Bölüm 43

96 9 18
                                    

9 ay önce;

"Ya neden bana inanmıyorsunuz? Gördüm diyorum size!"

  Senem anladığım kadarıyla yarım sattir sınıftakilere bir şey anlatmaya çalışıyordu. Kitap okuduğumdan onları dinlememiştim ama şimdi dikkatimi çektiğinden onlara bakmıştım.

"Senem deliriyor olabilir mi? Gerçekten buna inanmamızı mı bekliyorsun?"

  Ahmet'in dediği şeyin nedenini anlamamıştım. Dinleyerek olayı anlamaya çalışıyordum ama henüz bir şey anlamış değildim.

"Gördüm diyorum! Kız elini bile kıpırdatmadan yerdeki tahtayı alıp adamlara fırlattı. Tahta kendiliğinden ayağa kalktı daha nasıl anlatayım size?"

  Bir saniye... Senem gerçekten sihrin var olduğunu mu söylemeye çalışıyor? Ama bu saçmalık. Sihir diye bir şeyin olmadığını herkes bilir. Anlattığı güç gerçekten havalı ama gerçek olması imkansız.

"Bu imkansız."

"Sen bir susar mısın Açelya? Bir şey anlatmaya çalışıyorum burada."

  Allahım bir gün gerçekten delireceğim. Neden benim konuşmama izin vermiyorlar ya? Anlattığı kişilerden biri olarak fikrimi söylüyorum ve aldığım cevap 'Sus.' mu? Gerçekten harikasınız! Bu yüzden sizinle konuşmamaya çalışıyorum ya. 'Açelya sus.' 'Açelya yapma.' 'Salak mısın Açelya?' ' Buna mı seviniyorsun / üzülüyorsun gerçekten?' Hepiniz süpersiniz zaten. Allahım yine sinirlendim. Neyse Açelya bir şey deme. Sus ve kitabını okumaya devam et. Zaten gerçek değil.

"Bakın... Kız böyle elini uzattı... Sonra da tahta resmen uçtu ve adamların başlarına geldi."

  Duysam da ona bakmayarak kitabımı okumaya devam ediyordum. Ciddi gibi görünüyordu ama sihre inanmıyordum. Her ne kadar sihri sevsem de bunun gerçek olmadığını biliyordum çünkü.

"E kanıtla o zaman Sinem. Sihir diye bir şeyin olmadığını biliyorsun değil mi?"

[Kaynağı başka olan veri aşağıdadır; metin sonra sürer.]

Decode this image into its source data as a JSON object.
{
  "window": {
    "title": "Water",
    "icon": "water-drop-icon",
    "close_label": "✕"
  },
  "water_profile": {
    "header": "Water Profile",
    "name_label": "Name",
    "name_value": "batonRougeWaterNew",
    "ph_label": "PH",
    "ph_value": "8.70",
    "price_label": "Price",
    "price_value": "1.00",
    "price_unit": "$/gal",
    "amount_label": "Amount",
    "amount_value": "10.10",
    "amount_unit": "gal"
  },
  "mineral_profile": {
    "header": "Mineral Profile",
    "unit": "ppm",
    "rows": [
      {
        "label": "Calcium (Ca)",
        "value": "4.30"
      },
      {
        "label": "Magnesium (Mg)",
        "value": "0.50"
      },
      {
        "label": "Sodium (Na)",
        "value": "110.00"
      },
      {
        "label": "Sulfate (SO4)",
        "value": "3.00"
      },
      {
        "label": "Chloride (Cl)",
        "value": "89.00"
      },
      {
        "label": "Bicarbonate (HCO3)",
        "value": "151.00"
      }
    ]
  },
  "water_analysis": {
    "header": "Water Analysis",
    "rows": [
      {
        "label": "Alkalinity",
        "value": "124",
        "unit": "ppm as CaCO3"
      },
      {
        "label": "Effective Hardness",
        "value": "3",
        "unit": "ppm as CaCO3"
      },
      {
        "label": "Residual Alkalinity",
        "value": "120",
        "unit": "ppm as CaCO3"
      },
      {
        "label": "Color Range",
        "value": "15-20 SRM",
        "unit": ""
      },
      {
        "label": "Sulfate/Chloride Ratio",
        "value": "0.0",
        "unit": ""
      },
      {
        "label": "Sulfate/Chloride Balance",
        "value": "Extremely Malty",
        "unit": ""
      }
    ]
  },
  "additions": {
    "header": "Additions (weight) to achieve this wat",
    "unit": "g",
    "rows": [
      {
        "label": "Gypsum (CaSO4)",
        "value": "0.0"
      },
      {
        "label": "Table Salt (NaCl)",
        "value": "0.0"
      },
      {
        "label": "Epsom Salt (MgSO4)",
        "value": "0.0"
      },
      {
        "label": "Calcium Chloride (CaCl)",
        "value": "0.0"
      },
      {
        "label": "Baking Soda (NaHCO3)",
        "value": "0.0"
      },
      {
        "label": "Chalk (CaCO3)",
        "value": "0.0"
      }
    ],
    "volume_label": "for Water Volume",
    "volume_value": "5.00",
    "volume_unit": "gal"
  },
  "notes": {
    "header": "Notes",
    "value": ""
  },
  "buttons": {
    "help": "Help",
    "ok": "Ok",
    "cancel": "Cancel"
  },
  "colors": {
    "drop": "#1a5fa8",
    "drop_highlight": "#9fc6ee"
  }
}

"Ya var! Neden bana inanmıyorsunuz? Videoya çekecektim ama her şey o kadar hızlı gelişti ki ben telefonumu çıkarana kadar kız kaçmıştı bile."

  Yine bir şey demedim. Dediğim zaman tersleyeceğini biliyordum çünkü. Derya haklıydı bence. Kanıtı olmadan bir şey anlatmaya çalışıyordu ve insanlar genelde böyle şeylerde kanıt isterlerdi.

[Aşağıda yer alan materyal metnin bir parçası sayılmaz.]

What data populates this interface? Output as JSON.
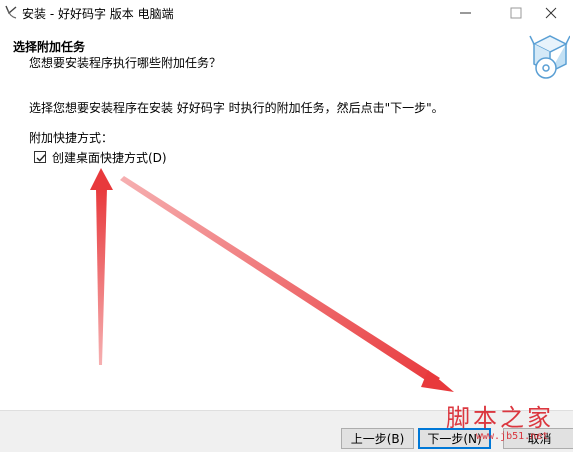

"Peki tahtanın orada ne işi vardı? Bunu açıkla o zaman."

"Adamların birinin elinde vardı. 'Bu ne gürültü?' diye bağırarak elinde tahta ile dışarı çıktı. Sonra zaten... Bir saniye. Ya bunlar takılar sayesinde güçler kazanıyorlarsa?"

  Saçmalamaya devam et Senem. Tamam fantastik dizi, film ve kitaplarda bu oluyor ama gerçek hayatta imkansız. Güç diye bir şey yoktur.

"Açelya?"

"Efendim?"

  Gözümü kitabımdan ayırarak ona döndüğümde bana biraz daha yaklaştı. Ne yani? Benim güçlerim olduğunu düşünmüyor değil mi? Lütfen öyle olmadığını söyleyin.

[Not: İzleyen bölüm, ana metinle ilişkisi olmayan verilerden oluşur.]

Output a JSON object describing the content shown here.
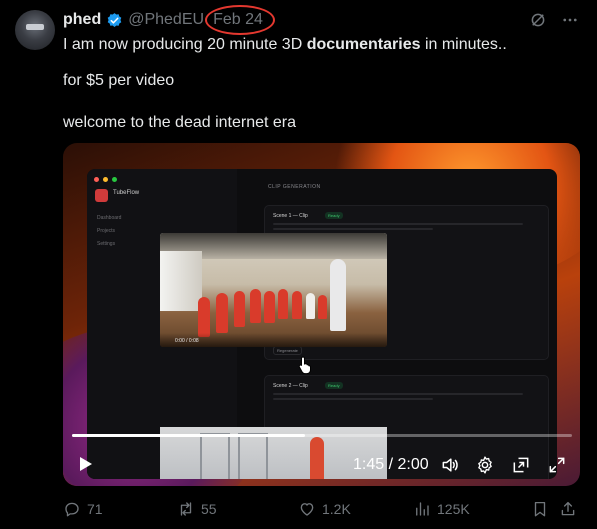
{
  "author": {
    "name": "phed",
    "handle": "@PhedEU",
    "date": "Feb 24"
  },
  "tweet": {
    "line1_start": "I am now producing 20 minute 3D ",
    "line1_bold": "documentaries",
    "line1_end": " in minutes..",
    "line2": "for $5 per video",
    "line3": "welcome to the dead internet era"
  },
  "video_ui": {
    "brand": "TubeFlow",
    "nav": [
      "Dashboard",
      "Projects",
      "Settings"
    ],
    "section_title": "CLIP GENERATION",
    "scene1_title": "Scene 1 — Clip",
    "scene2_title": "Scene 2 — Clip",
    "badge": "Ready",
    "regenerate": "Regenerate",
    "scene1_time": "0:00 / 0:08"
  },
  "player": {
    "time": "1:45 / 2:00",
    "progress": 0.465
  },
  "stats": {
    "replies": "71",
    "reposts": "55",
    "likes": "1.2K",
    "views": "125K"
  },
  "colors": {
    "accent_red": "#e4382f",
    "verified_blue": "#1d9bf0",
    "muted": "#71767b"
  },
  "icons": [
    "verified-icon",
    "grok-icon",
    "more-icon",
    "play-icon",
    "volume-icon",
    "settings-icon",
    "popout-icon",
    "fullscreen-icon",
    "reply-icon",
    "repost-icon",
    "like-icon",
    "views-icon",
    "bookmark-icon",
    "share-icon"
  ]
}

"Seni tanıdığımdan beri bu kolyeyi takıyorsun. Bize nedenini söylemek ister misin?"

  Bu kız iyice delirmiş benden söylemesi. Ailemin aldığı kolyeyi sihirli bir şey sanıyordu.

"Hemen söyleyeyim Senem."

Kitabımı kapatarak ona baktım. Artık terslemenin zamanı gelmişti bence.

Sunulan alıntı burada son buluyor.